Hello, I have a huge problem and I'm hopin someone can help. About 5 days ago, I started hearing running water in the ceiling. It starts in my bedroom and runs all the way across my apartment to the porch on the other side. It is non stop, at times it is incredibly loud and other times it is quieter, but it is always running. I've lived here for 3 years, and this is the first time this has happened. Also, there is no sign of water coming anywhere. I live on the second floor, and there is an apartment above me, so I'm not sure whats inbetween me and the upper apartment. I have called my landlord but have heard nothing about what they are doing.


----------



## Basementgeek (Feb 7, 2005)

Hi and welcome to TSF :wave:

Have you checked with people in the upstairs apartment? Maybe they left the water running and are out of town.

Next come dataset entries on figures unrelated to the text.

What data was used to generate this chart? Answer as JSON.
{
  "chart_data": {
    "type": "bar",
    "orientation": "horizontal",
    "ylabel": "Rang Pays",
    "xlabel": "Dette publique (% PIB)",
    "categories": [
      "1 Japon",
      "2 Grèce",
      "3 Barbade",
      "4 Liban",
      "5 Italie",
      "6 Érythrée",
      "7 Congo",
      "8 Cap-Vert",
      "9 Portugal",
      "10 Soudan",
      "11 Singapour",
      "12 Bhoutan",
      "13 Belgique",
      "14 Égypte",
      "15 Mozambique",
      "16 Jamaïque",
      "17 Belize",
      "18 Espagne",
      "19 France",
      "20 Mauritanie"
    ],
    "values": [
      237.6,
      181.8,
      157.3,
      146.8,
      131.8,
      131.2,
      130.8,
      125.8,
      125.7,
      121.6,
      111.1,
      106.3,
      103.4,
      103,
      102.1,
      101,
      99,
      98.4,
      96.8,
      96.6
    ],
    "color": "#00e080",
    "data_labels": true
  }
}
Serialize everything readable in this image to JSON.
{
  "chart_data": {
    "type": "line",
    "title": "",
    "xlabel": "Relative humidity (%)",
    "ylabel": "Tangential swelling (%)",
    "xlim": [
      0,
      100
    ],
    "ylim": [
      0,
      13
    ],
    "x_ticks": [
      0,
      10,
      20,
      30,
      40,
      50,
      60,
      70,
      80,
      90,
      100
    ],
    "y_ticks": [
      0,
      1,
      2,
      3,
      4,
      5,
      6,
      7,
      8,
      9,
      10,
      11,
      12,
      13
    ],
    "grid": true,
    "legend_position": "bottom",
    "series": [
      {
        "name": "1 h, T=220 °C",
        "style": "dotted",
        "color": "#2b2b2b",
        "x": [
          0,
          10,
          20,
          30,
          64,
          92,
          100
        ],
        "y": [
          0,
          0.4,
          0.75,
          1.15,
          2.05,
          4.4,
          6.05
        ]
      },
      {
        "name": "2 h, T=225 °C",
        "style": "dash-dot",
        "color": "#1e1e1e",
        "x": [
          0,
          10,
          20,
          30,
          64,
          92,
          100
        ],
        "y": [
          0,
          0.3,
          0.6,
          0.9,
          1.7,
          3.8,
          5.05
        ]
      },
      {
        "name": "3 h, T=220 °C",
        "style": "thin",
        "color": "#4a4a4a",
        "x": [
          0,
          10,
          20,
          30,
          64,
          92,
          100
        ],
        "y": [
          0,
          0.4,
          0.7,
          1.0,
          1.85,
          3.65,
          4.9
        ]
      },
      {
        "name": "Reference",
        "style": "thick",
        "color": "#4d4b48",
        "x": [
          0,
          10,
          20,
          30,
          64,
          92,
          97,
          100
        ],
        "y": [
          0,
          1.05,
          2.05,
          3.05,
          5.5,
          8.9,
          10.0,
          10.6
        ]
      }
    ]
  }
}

Not much you can do, as a renter, other what you already did, call the landlord.

BG


----------



## speedster123 (Oct 18, 2006)

If its hot water heat, air in the system will make gurgling swishing sounds in the baseboard, radiators or heat lines. If this is the case, pressure might have to upped and the system bled.


----------



## rzimmerman30 (Dec 27, 2009)

Okay, so finally after a week of this the maintenance guy finally came. He said he thinks it is the heating pipes? So, I walked down to my storage where I can see the pipes I believe for heating, and I can hear it in those pipes too. However, I left for work just as he was getting here, and when I got home tonight of course it isn't fixed. So, does anyone know how I could fix this myself? It's a long ways until Monday when they get back in, and I can't stand this noise much longer.


----------



## speedster123 (Oct 18, 2006)

actually no, most likely the system needs to be purged with gate/hosebib valves by the circ.
pressure might need to be adjusted, perhaps the expansion tank drained.
this requires a service person with some experience.


----------